Was nun meinen dritten Bruder anlangt, den Blinden, so führte ihn das Schicksal und die Bestimmung einmal zu einem großen Hause, an dessen Thür er pochte, um den Herrn des Hauses zu sprechen und etwas von ihm zu erbetteln. Auf sein Pochen fragte der Hausherr: »Wer ist an der Thür?« Da ihm mein Bruder keine Antwort erteilte, rief er mit lauter Stimme: »Wer ist da?« Mein Bruder gab auch diesmal keine Antwort und hörte nun seine Fußtritte, bis er an die Thür kam, sie öffnete und fragte: »Was wünschest du?« »Etwas um Gottes, des Erhabenen, willen,« antwortete mein Bruder.
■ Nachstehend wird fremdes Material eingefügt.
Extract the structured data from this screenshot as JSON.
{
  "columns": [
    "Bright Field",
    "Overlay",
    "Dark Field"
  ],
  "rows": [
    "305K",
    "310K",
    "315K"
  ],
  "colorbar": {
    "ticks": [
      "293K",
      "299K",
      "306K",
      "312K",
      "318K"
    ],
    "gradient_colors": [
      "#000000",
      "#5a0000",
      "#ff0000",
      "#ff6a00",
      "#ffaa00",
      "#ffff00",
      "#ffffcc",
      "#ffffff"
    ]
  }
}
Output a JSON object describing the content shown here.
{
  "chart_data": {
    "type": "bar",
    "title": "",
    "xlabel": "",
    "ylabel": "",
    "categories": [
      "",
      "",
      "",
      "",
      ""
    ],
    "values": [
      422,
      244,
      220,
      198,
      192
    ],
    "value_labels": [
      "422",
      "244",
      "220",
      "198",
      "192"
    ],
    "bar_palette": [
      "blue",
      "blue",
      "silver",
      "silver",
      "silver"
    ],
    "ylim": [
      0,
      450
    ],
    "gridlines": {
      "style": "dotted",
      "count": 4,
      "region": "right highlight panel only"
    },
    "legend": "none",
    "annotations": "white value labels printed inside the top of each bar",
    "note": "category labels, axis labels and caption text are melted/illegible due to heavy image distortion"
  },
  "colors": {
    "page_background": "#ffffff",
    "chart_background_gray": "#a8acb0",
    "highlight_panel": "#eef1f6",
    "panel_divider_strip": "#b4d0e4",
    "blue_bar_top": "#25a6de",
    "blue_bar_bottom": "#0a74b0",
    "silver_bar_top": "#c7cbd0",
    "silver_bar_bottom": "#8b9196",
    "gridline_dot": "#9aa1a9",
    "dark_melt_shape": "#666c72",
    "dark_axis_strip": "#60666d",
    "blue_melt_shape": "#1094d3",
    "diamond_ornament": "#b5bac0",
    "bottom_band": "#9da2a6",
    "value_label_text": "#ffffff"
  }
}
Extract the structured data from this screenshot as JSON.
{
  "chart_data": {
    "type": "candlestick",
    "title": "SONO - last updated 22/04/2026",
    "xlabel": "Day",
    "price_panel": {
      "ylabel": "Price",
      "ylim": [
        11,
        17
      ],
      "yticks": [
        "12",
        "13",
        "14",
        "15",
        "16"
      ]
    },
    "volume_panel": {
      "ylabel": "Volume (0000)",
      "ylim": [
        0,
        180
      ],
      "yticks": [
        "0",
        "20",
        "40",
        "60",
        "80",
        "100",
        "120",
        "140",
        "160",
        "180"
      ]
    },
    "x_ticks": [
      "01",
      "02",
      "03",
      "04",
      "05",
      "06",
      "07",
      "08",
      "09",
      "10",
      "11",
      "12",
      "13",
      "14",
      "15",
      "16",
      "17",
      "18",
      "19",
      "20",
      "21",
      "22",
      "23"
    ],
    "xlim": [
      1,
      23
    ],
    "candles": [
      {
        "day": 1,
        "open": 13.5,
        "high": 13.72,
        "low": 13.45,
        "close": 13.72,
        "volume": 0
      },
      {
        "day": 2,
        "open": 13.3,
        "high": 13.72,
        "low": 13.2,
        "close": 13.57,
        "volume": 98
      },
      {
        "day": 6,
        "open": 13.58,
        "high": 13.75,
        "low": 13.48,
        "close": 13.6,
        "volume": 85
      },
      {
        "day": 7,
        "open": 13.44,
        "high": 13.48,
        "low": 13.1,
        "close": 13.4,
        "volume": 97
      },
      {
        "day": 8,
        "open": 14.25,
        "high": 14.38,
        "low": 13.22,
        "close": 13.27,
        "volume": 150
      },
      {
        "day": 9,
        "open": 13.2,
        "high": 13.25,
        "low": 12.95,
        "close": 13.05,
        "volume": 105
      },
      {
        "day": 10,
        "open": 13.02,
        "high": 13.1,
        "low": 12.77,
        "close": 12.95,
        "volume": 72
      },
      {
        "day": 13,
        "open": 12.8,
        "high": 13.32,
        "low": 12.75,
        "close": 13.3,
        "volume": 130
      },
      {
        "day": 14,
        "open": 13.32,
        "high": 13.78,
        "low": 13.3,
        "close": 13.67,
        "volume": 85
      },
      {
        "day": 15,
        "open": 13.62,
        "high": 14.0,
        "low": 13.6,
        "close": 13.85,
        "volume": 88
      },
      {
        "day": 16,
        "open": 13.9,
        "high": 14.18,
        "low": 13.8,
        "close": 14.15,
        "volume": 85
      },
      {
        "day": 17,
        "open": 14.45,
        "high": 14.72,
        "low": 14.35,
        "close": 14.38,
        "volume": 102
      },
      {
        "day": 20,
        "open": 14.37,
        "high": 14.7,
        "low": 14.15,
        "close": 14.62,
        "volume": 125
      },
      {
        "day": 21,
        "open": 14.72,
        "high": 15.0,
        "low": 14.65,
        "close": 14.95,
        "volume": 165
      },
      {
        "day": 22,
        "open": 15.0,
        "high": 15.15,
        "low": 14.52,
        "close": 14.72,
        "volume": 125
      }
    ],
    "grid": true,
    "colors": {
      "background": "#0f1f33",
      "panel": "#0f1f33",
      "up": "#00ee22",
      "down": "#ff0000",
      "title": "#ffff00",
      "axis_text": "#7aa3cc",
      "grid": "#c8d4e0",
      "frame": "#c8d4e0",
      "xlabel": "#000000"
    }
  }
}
Darauf fragte er: »Bist du ein Blinder?« Mein Bruder antwortete: »Ja.« »Dann gieb mir deine Hand,« sagte der Hausherr. Als mein Bruder ihm nun die Hand gereicht hatte, führte er ihn ins Haus und stieg mit ihm von Treppe zu Treppe hinauf, bis er die oberste Plattform erreicht hatte, während mein Bruder glaubte, 78 er wolle ihm etwas zu essen geben oder schenken. Oben angelangt, fragte er dann meinen Bruder: »Was wünschest du, Blinder?« Mein Bruder antwortete: »Etwas um Gottes, des Erhabenen, willen.« Darauf antwortete er ihm: »Gott wird öffnen!«d. h. du erhältst nichts von mir. Nun sagte mein Bruder zu ihm: »Ach, warum hast du mir das nicht unten gesagt?« Der Hausbesitzer antwortete ihm darauf: »Elendester der Elenden, warum hast du mich nicht um etwas um Gottes willen gebeten, als ich auf dein Pochen zum erstenmal fragte: »Wer ist an der Thür?« Mein Bruder entgegnete nun: »Und jetzt, was willst du mit mir thun?« Er antwortete: »Ich habe nichts dir zu geben.« »So führe mich zur Treppe,« sagte mein Bruder. Er versetzte: »Der Weg ist vor dir.« Darauf erhob sich mein Bruder und ging zu den Treppen. Schon war er so weit hinuntergestiegen, daß nur noch zwanzig Stufen zwischen ihm und der Thür lagen, da glitt er mit dem Fuß aus und zerschlug sich, die ganze Treppe hinunterstürzend, den Kopf.

Wie er hinaustrat und nicht wußte, wohin er sich wenden sollte, stießen einige seiner blinden Gefährten zu ihm und fragten ihn, wie es ihm den Tag über ergangen sei. Da erzählte er ihnen sein Mißgeschick und sagte: »Meine Brüder, ich möchte etwas von dem Gelde, das wir zu Hause aufbewahrt haben, nehmen und für mich verwenden.« Der Hausbesitzer war aber meinem Bruder nachgefolgt, um näheres von ihm zu erfahren, und vernahm meines Bruders Worte, ohne daß mein Bruder merkte, daß ihm jemand nachging; er merkte es auch nicht, daß er mit ihm in seine Wohnung eintrat, in welcher er seine Gefährten erwartete.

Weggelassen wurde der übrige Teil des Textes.